Nato a Bruxelles il 14 ottobre 1801, Joseph Plateau è interessato alla scienza molto giovane. Affascinato dagli esperimenti di fisica, eccelle in questo campo a scuola ma non avrà la possibilità di affermare i suoi interessi con suo padre, il quale insiste sul fatto che Joseph segue lo stesso percorso professionale di lui: la pittura. Madre orfana a 13 anni, poi padre a 14 anni, ora è suo zio che cresce con le sue due sorelle e ripone in lui nuove speranze: sarà un avvocato. Quindi, dopo aver lasciato la scuola per un po ', fuggendo dalla battaglia di Waterloo che ebbe luogo, i belgi si unirono all'Università di Liegi nel 1822 per studiare filosofia e letteratura, laureandosi alla fine del quale ha superato l'esame di ammissione alla facoltà di giurisprudenza. Non abbandonando il suo sogno, segue corsi di scienze in parallelo ed è ammesso come candidato nelle scienze fisiche e matematiche. Ha conseguito il dottorato in questi campi nel 1829 e si è specializzato in ottica e visione.

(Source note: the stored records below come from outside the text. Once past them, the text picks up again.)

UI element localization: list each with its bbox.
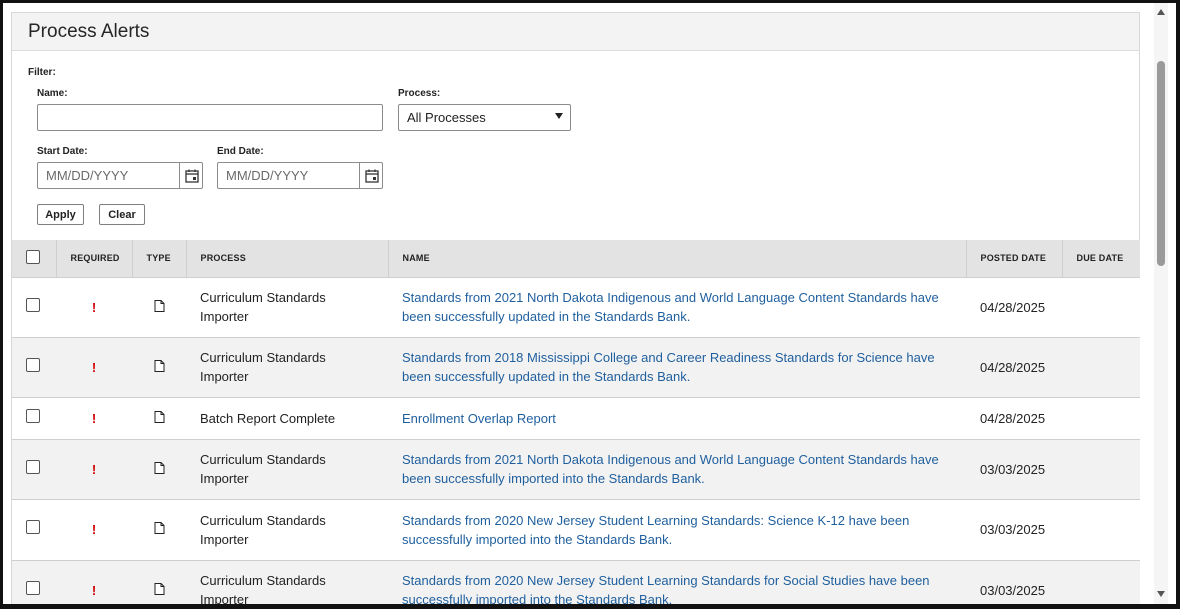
alert-name-link[interactable]: Standards from 2020 New Jersey Student L… <box>402 513 909 547</box>
alert-name-link[interactable]: Standards from 2020 New Jersey Student L… <box>402 573 930 604</box>
document-icon <box>154 582 164 595</box>
type-cell <box>132 439 186 500</box>
process-cell: Curriculum Standards Importer <box>186 560 388 604</box>
required-icon: ! <box>56 560 132 604</box>
row-checkbox[interactable] <box>26 580 40 595</box>
header-required[interactable]: REQUIRED <box>56 240 133 278</box>
table-row: ! Batch Report Complete Enrollment Overl… <box>12 397 1140 440</box>
alert-name-link[interactable]: Enrollment Overlap Report <box>402 411 556 426</box>
row-select-cell <box>12 439 56 500</box>
row-select-cell <box>12 499 56 561</box>
document-icon <box>154 359 164 372</box>
name-cell: Standards from 2021 North Dakota Indigen… <box>388 277 966 338</box>
row-checkbox[interactable] <box>26 357 40 372</box>
process-cell: Curriculum Standards Importer <box>186 499 388 561</box>
row-select-cell <box>12 337 56 398</box>
row-checkbox[interactable] <box>26 408 40 423</box>
start-date-calendar-icon[interactable] <box>179 162 203 189</box>
required-icon: ! <box>56 397 132 440</box>
end-date-label: End Date: <box>217 146 264 157</box>
type-cell <box>132 499 186 561</box>
header-posted-date[interactable]: POSTED DATE <box>966 240 1063 278</box>
process-label: Process: <box>398 88 441 99</box>
type-cell <box>132 560 186 604</box>
required-icon: ! <box>56 499 132 561</box>
vertical-scrollbar[interactable] <box>1154 3 1168 604</box>
process-cell: Curriculum Standards Importer <box>186 277 388 338</box>
row-select-cell <box>12 560 56 604</box>
due-date-cell <box>1062 439 1140 500</box>
scrollbar-thumb[interactable] <box>1157 61 1165 266</box>
dropdown-caret-icon <box>555 113 563 119</box>
process-selected-value: All Processes <box>407 110 486 125</box>
row-checkbox[interactable] <box>26 520 40 534</box>
row-select-cell <box>12 277 56 338</box>
select-all-checkbox[interactable] <box>26 250 40 265</box>
panel-header: Process Alerts <box>12 13 1139 51</box>
due-date-cell <box>1062 499 1140 561</box>
row-checkbox[interactable] <box>26 459 40 474</box>
name-input[interactable] <box>37 104 383 131</box>
alerts-table: REQUIRED TYPE PROCESS NAME POSTED DATE D… <box>12 240 1140 604</box>
required-icon: ! <box>56 337 132 398</box>
process-alerts-panel: Process Alerts Filter: Name: Process: Al… <box>11 12 1140 604</box>
due-date-cell <box>1062 397 1140 440</box>
type-cell <box>132 277 186 338</box>
scroll-up-arrow-icon[interactable] <box>1157 9 1165 15</box>
name-cell: Standards from 2020 New Jersey Student L… <box>388 560 966 604</box>
table-row: ! Curriculum Standards Importer Standard… <box>12 499 1140 561</box>
posted-date-cell: 03/03/2025 <box>966 439 1062 500</box>
posted-date-cell: 03/03/2025 <box>966 560 1062 604</box>
window-frame: Process Alerts Filter: Name: Process: Al… <box>0 0 1180 609</box>
alert-name-link[interactable]: Standards from 2021 North Dakota Indigen… <box>402 452 939 486</box>
required-icon: ! <box>56 277 132 338</box>
filter-section: Filter: Name: Process: All Processes Sta… <box>12 51 1139 240</box>
page-title: Process Alerts <box>28 20 150 42</box>
header-due-date[interactable]: DUE DATE <box>1062 240 1140 278</box>
posted-date-cell: 03/03/2025 <box>966 499 1062 561</box>
table-header-row: REQUIRED TYPE PROCESS NAME POSTED DATE D… <box>12 240 1140 278</box>
end-date-calendar-icon[interactable] <box>359 162 383 189</box>
start-date-label: Start Date: <box>37 146 88 157</box>
table-row: ! Curriculum Standards Importer Standard… <box>12 439 1140 500</box>
apply-button[interactable]: Apply <box>37 204 84 225</box>
due-date-cell <box>1062 277 1140 338</box>
due-date-cell <box>1062 560 1140 604</box>
alert-name-link[interactable]: Standards from 2021 North Dakota Indigen… <box>402 290 939 324</box>
filter-label: Filter: <box>28 67 56 78</box>
posted-date-cell: 04/28/2025 <box>966 277 1062 338</box>
document-icon <box>154 299 164 312</box>
header-name[interactable]: NAME <box>388 240 967 278</box>
due-date-cell <box>1062 337 1140 398</box>
posted-date-cell: 04/28/2025 <box>966 337 1062 398</box>
process-select[interactable]: All Processes <box>398 104 571 131</box>
name-cell: Standards from 2021 North Dakota Indigen… <box>388 439 966 500</box>
row-checkbox[interactable] <box>26 297 40 312</box>
select-all-cell <box>12 240 57 278</box>
document-icon <box>154 410 164 423</box>
clear-button[interactable]: Clear <box>99 204 145 225</box>
type-cell <box>132 337 186 398</box>
name-cell: Standards from 2020 New Jersey Student L… <box>388 499 966 561</box>
table-row: ! Curriculum Standards Importer Standard… <box>12 337 1140 398</box>
process-cell: Curriculum Standards Importer <box>186 439 388 500</box>
type-cell <box>132 397 186 440</box>
table-row: ! Curriculum Standards Importer Standard… <box>12 560 1140 604</box>
table-row: ! Curriculum Standards Importer Standard… <box>12 277 1140 338</box>
alert-name-link[interactable]: Standards from 2018 Mississippi College … <box>402 350 935 384</box>
name-cell: Standards from 2018 Mississippi College … <box>388 337 966 398</box>
process-cell: Batch Report Complete <box>186 397 388 440</box>
document-icon <box>154 461 164 474</box>
scroll-down-arrow-icon[interactable] <box>1157 591 1165 597</box>
document-icon <box>154 522 164 534</box>
header-type[interactable]: TYPE <box>132 240 187 278</box>
name-cell: Enrollment Overlap Report <box>388 397 966 440</box>
posted-date-cell: 04/28/2025 <box>966 397 1062 440</box>
process-cell: Curriculum Standards Importer <box>186 337 388 398</box>
row-select-cell <box>12 397 56 440</box>
name-label: Name: <box>37 88 68 99</box>
header-process[interactable]: PROCESS <box>186 240 389 278</box>
required-icon: ! <box>56 439 132 500</box>
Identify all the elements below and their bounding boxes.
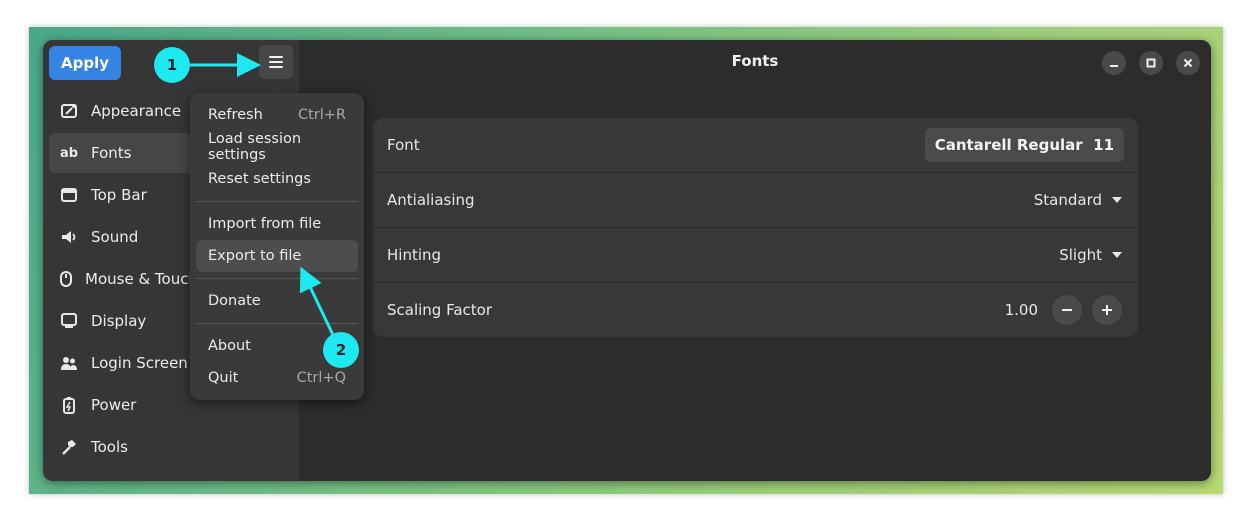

Joseph Plateau, precursore del cinema

Nel 1832, Joseph Plateau sviluppò il fenakistiscope, lo strumento per il quale è noto e che gli valse un tributo da Google. Se questo nome non ti dice (e sembra sicuramente complicato), è il concetto applicato da questo oggetto, ben noto: è la persistenza retinica. Quest'ultimo si riferisce all'incapacità della retina di dissociare due immagini successive a meno di 1/12 di secondo di distanza. In altre parole, la retina mantiene in memoria la prima immagine, alla quale si sovrappone alla seconda se sono separate da meno di 1/12 di secondo, creando così l'illusione del movimento. Questo periodo corrisponde al tempo necessario alla rigenerazione della rodina da parte della retina (detta anche "porpora retinica"), una sostanza scomposta dalla luce che deve essere riformata per ricevere e assimilare nuovi stimoli luminosi.

Il fenakistiscopio si basa su questo principio per ingannare l'occhio. Consiste di due dischi in cartoni uno di fronte all'altro, uno disegnato da 10 a 12 fasi diverse dello stesso movimento e dall'altro posto davanti a fessure su uno sfondo nero distribuito regolarmente come le immagini. Posizionando l'occhio in uno slot e ruotando rapidamente i due dischi sullo stesso asse, si sarà in grado di osservare una sequenza che sembra muoversi.

Gli studi cinematografici e di animazione sono gli attuali "discendenti" del fenakistiscope, producendo sequenze di 24 fotogrammi al secondo, il doppio del numero di immagini che la retina può assimilare in un secondo.

Esempio di fenakistiscope

Un fisico ottico con cecità

Nel 1841, Plateau presentò i primi sintomi della coroidite, un'infiammazione della coroide che è una membrana posta nella parte posteriore dell'occhio subito dopo la retina. Perse di vista nel 1843 e rimase cieco fino alla sua morte nel 1883, quasi metà della sua vita.

Lungi dall'essere una svolta del destino, questa cecità dai toni ironici per uno scienziato che lavora sulla retina, trova la sua origine in un esperimento condotto nel 1829, durante il quale si impegna ad osservare il Sole per più di 25 secondi ... occhio nudo. Questo errore fatale è all'origine di una retinopatia fototica che lo lascia senza vista per diversi giorni, periodo dopo il quale trova parzialmente questa capacità prima di perderla irrimediabilmente circa venti anni dopo.